Week 2- Starting Your Article

  • Types of academic articles are described as are the weight they each have on a hiring committee- very helpful for a graduate student.  Unfortunately, the article I have chosen to pursue doesn’t seem to be among this list.
  • Myths about publishable journal articles- what gets published and why.  Once again, this is very helpful for a student.
  • Ingredients of a good abstract- this is the assignment for the week and the book provides excellent tips and examples.  Not only is developing the abstract an important first step for the writer as it focuses your energy to the topic and argument, but according to APA (1994) “a well-prepared abstract can be the most important paragraph in your article”(qtd. on p.54).
  • Reread your paper & make a list of revision tasks- this is a big one for me.  Not only will I have to cut down the article, I will have to add in newer information and change the narrative focus.

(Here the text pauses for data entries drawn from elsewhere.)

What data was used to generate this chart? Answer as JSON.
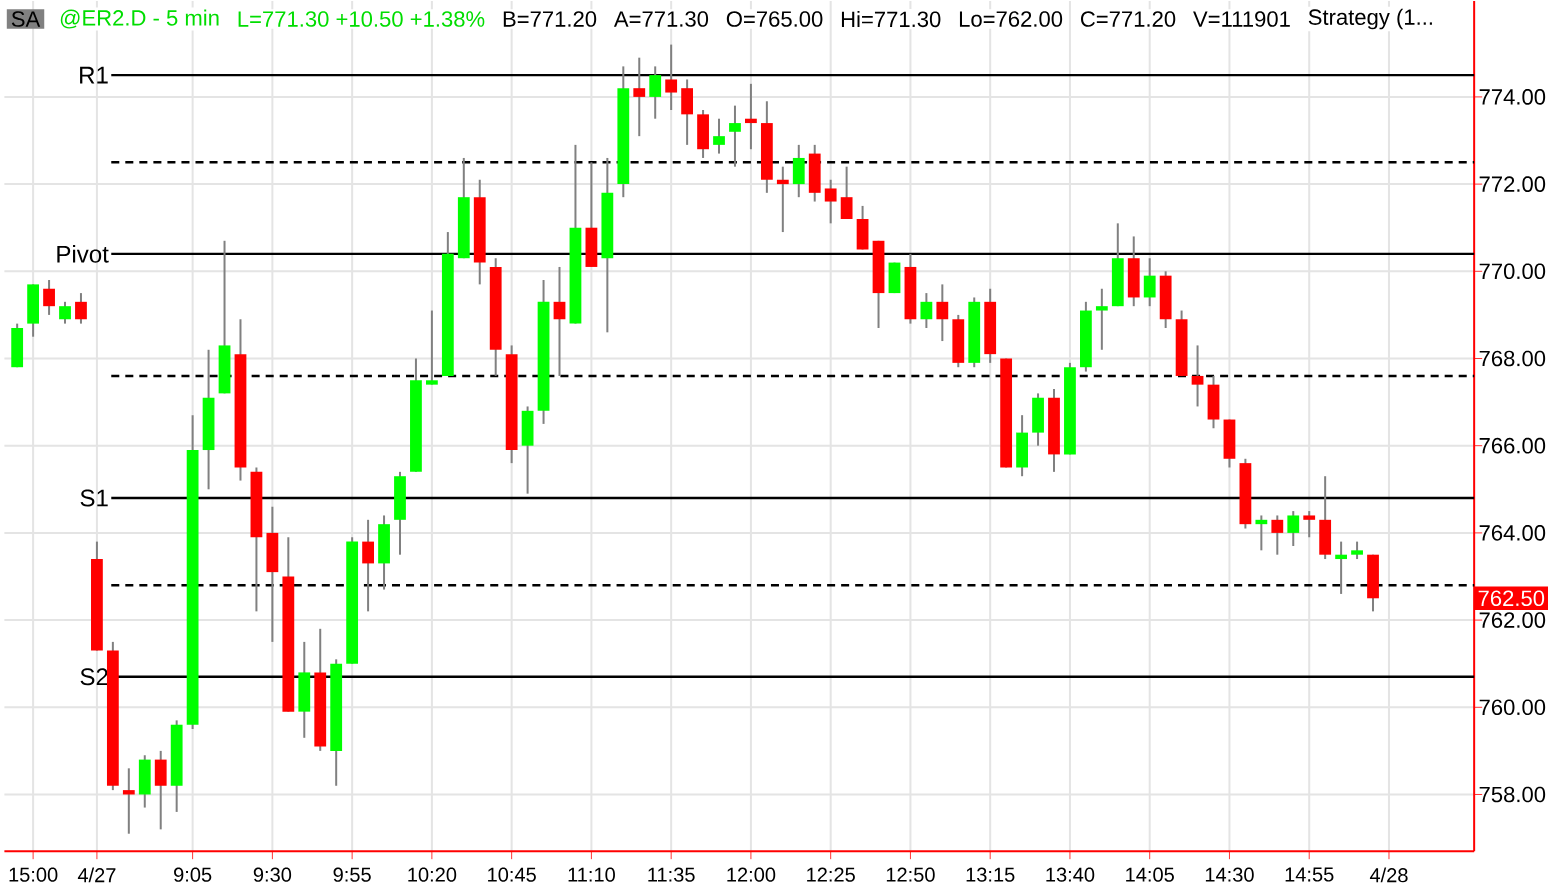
{
  "chart_data": {
    "type": "candlestick",
    "title": "@ER2.D - 5 min",
    "subtitle": "L=771.30  +10.50  +1.38%",
    "annotations": [
      "SA",
      "B=771.20",
      "A=771.30",
      "O=765.00",
      "Hi=771.30",
      "Lo=762.00",
      "C=771.20",
      "V=111901",
      "Strategy  (1...",
      "762.50"
    ],
    "categories": [
      null,
      "15:00",
      null,
      null,
      null,
      "4/27",
      null,
      null,
      null,
      null,
      null,
      "9:05",
      null,
      null,
      null,
      null,
      "9:30",
      null,
      null,
      null,
      null,
      "9:55",
      null,
      null,
      null,
      null,
      "10:20",
      null,
      null,
      null,
      null,
      "10:45",
      null,
      null,
      null,
      null,
      "11:10",
      null,
      null,
      null,
      null,
      "11:35",
      null,
      null,
      null,
      null,
      "12:00",
      null,
      null,
      null,
      null,
      "12:25",
      null,
      null,
      null,
      null,
      "12:50",
      null,
      null,
      null,
      null,
      "13:15",
      null,
      null,
      null,
      null,
      "13:40",
      null,
      null,
      null,
      null,
      "14:05",
      null,
      null,
      null,
      null,
      "14:30",
      null,
      null,
      null,
      null,
      "14:55",
      null,
      null,
      null,
      null,
      "4/28"
    ],
    "ohlc": [
      [
        767.8,
        768.8,
        767.8,
        768.7
      ],
      [
        768.8,
        769.7,
        768.5,
        769.7
      ],
      [
        769.6,
        769.8,
        769.0,
        769.2
      ],
      [
        768.9,
        769.3,
        768.8,
        769.2
      ],
      [
        769.3,
        769.5,
        768.8,
        768.9
      ],
      [
        763.4,
        763.8,
        761.3,
        761.3
      ],
      [
        761.3,
        761.5,
        758.1,
        758.2
      ],
      [
        758.1,
        758.6,
        757.1,
        758.0
      ],
      [
        758.0,
        758.9,
        757.7,
        758.8
      ],
      [
        758.8,
        759.0,
        757.2,
        758.2
      ],
      [
        758.2,
        759.7,
        757.6,
        759.6
      ],
      [
        759.6,
        766.7,
        759.5,
        765.9
      ],
      [
        765.9,
        768.2,
        765.0,
        767.1
      ],
      [
        767.2,
        770.7,
        767.2,
        768.3
      ],
      [
        768.1,
        768.9,
        765.2,
        765.5
      ],
      [
        765.4,
        765.5,
        762.2,
        763.9
      ],
      [
        764.0,
        764.6,
        761.5,
        763.1
      ],
      [
        763.0,
        763.9,
        759.9,
        759.9
      ],
      [
        759.9,
        761.5,
        759.3,
        760.8
      ],
      [
        760.8,
        761.8,
        759.0,
        759.1
      ],
      [
        759.0,
        761.1,
        758.2,
        761.0
      ],
      [
        761.0,
        763.9,
        761.0,
        763.8
      ],
      [
        763.8,
        764.3,
        762.2,
        763.3
      ],
      [
        763.3,
        764.4,
        762.7,
        764.2
      ],
      [
        764.3,
        765.4,
        763.5,
        765.3
      ],
      [
        765.4,
        768.0,
        765.4,
        767.5
      ],
      [
        767.4,
        769.1,
        767.4,
        767.5
      ],
      [
        767.6,
        770.9,
        767.6,
        770.4
      ],
      [
        770.3,
        772.6,
        770.3,
        771.7
      ],
      [
        771.7,
        772.1,
        769.7,
        770.2
      ],
      [
        770.1,
        770.3,
        767.6,
        768.2
      ],
      [
        768.1,
        768.3,
        765.6,
        765.9
      ],
      [
        766.0,
        766.9,
        764.9,
        766.8
      ],
      [
        766.8,
        769.8,
        766.5,
        769.3
      ],
      [
        769.3,
        770.1,
        767.6,
        768.9
      ],
      [
        768.8,
        772.9,
        768.8,
        771.0
      ],
      [
        771.0,
        772.5,
        770.1,
        770.1
      ],
      [
        770.3,
        772.6,
        768.6,
        771.8
      ],
      [
        772.0,
        774.7,
        771.7,
        774.2
      ],
      [
        774.2,
        774.9,
        773.1,
        774.0
      ],
      [
        774.0,
        774.7,
        773.5,
        774.5
      ],
      [
        774.4,
        775.2,
        773.7,
        774.1
      ],
      [
        774.2,
        774.4,
        772.9,
        773.6
      ],
      [
        773.6,
        773.7,
        772.6,
        772.8
      ],
      [
        772.9,
        773.5,
        772.7,
        773.1
      ],
      [
        773.2,
        773.8,
        772.4,
        773.4
      ],
      [
        773.5,
        774.3,
        772.8,
        773.4
      ],
      [
        773.4,
        773.9,
        771.8,
        772.1
      ],
      [
        772.1,
        772.4,
        770.9,
        772.0
      ],
      [
        772.0,
        772.9,
        771.7,
        772.6
      ],
      [
        772.7,
        772.9,
        771.6,
        771.8
      ],
      [
        771.9,
        772.1,
        771.1,
        771.6
      ],
      [
        771.7,
        772.4,
        771.2,
        771.2
      ],
      [
        771.2,
        771.5,
        770.5,
        770.5
      ],
      [
        770.7,
        770.7,
        768.7,
        769.5
      ],
      [
        769.5,
        770.2,
        769.5,
        770.2
      ],
      [
        770.1,
        770.4,
        768.8,
        768.9
      ],
      [
        768.9,
        769.5,
        768.7,
        769.3
      ],
      [
        769.3,
        769.7,
        768.4,
        768.9
      ],
      [
        768.9,
        769.0,
        767.8,
        767.9
      ],
      [
        767.9,
        769.4,
        767.8,
        769.3
      ],
      [
        769.3,
        769.6,
        767.9,
        768.1
      ],
      [
        768.0,
        768.0,
        765.5,
        765.5
      ],
      [
        765.5,
        766.7,
        765.3,
        766.3
      ],
      [
        766.3,
        767.2,
        766.0,
        767.1
      ],
      [
        767.1,
        767.3,
        765.4,
        765.8
      ],
      [
        765.8,
        767.9,
        765.8,
        767.8
      ],
      [
        767.8,
        769.3,
        767.7,
        769.1
      ],
      [
        769.1,
        769.6,
        768.2,
        769.2
      ],
      [
        769.2,
        771.1,
        769.2,
        770.3
      ],
      [
        770.3,
        770.8,
        769.2,
        769.4
      ],
      [
        769.4,
        770.3,
        769.2,
        769.9
      ],
      [
        769.9,
        770.0,
        768.7,
        768.9
      ],
      [
        768.9,
        769.1,
        767.6,
        767.6
      ],
      [
        767.6,
        768.3,
        766.9,
        767.4
      ],
      [
        767.4,
        767.6,
        766.4,
        766.6
      ],
      [
        766.6,
        766.6,
        765.5,
        765.7
      ],
      [
        765.6,
        765.7,
        764.1,
        764.2
      ],
      [
        764.2,
        764.4,
        763.6,
        764.3
      ],
      [
        764.3,
        764.4,
        763.5,
        764.0
      ],
      [
        764.0,
        764.5,
        763.7,
        764.4
      ],
      [
        764.4,
        764.5,
        763.9,
        764.3
      ],
      [
        764.3,
        765.3,
        763.4,
        763.5
      ],
      [
        763.4,
        763.8,
        762.6,
        763.5
      ],
      [
        763.5,
        763.8,
        763.4,
        763.6
      ],
      [
        763.5,
        763.5,
        762.2,
        762.5
      ],
      null
    ],
    "ylim": [
      756.7,
      776.2
    ],
    "yticks": [
      {
        "value": 758,
        "label": "758.00"
      },
      {
        "value": 760,
        "label": "760.00"
      },
      {
        "value": 762,
        "label": "762.00"
      },
      {
        "value": 764,
        "label": "764.00"
      },
      {
        "value": 766,
        "label": "766.00"
      },
      {
        "value": 768,
        "label": "768.00"
      },
      {
        "value": 770,
        "label": "770.00"
      },
      {
        "value": 772,
        "label": "772.00"
      },
      {
        "value": 774,
        "label": "774.00"
      }
    ],
    "grid": true,
    "ref_lines": [
      {
        "axis": "y",
        "value": 774.5,
        "label": "R1",
        "color": "#000000",
        "line_style": "solid"
      },
      {
        "axis": "y",
        "value": 772.5,
        "color": "#000000",
        "line_style": "dashed"
      },
      {
        "axis": "y",
        "value": 770.4,
        "label": "Pivot",
        "color": "#000000",
        "line_style": "solid"
      },
      {
        "axis": "y",
        "value": 767.6,
        "color": "#000000",
        "line_style": "dashed"
      },
      {
        "axis": "y",
        "value": 764.8,
        "label": "S1",
        "color": "#000000",
        "line_style": "solid"
      },
      {
        "axis": "y",
        "value": 762.8,
        "color": "#000000",
        "line_style": "dashed"
      },
      {
        "axis": "y",
        "value": 760.7,
        "label": "S2",
        "color": "#000000",
        "line_style": "solid"
      }
    ]
  }
}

  • Draft the abstract & then SHARE.  This is where I am right now.  I have to draft the abstract and then share it with my writing partner (coordinated by Dr. Kane).  This is what makes writing social and will keep me honest (and on track time-wise).
  • Read a model article- I have actually already done this and have targeted a journal where I would like to submit my work.  I am working backwards from this model to craft my abstract.
  • Revise the abstract- keeping my reviewer’s comments in mind.

OK- off to draft that abstract…no procrastination.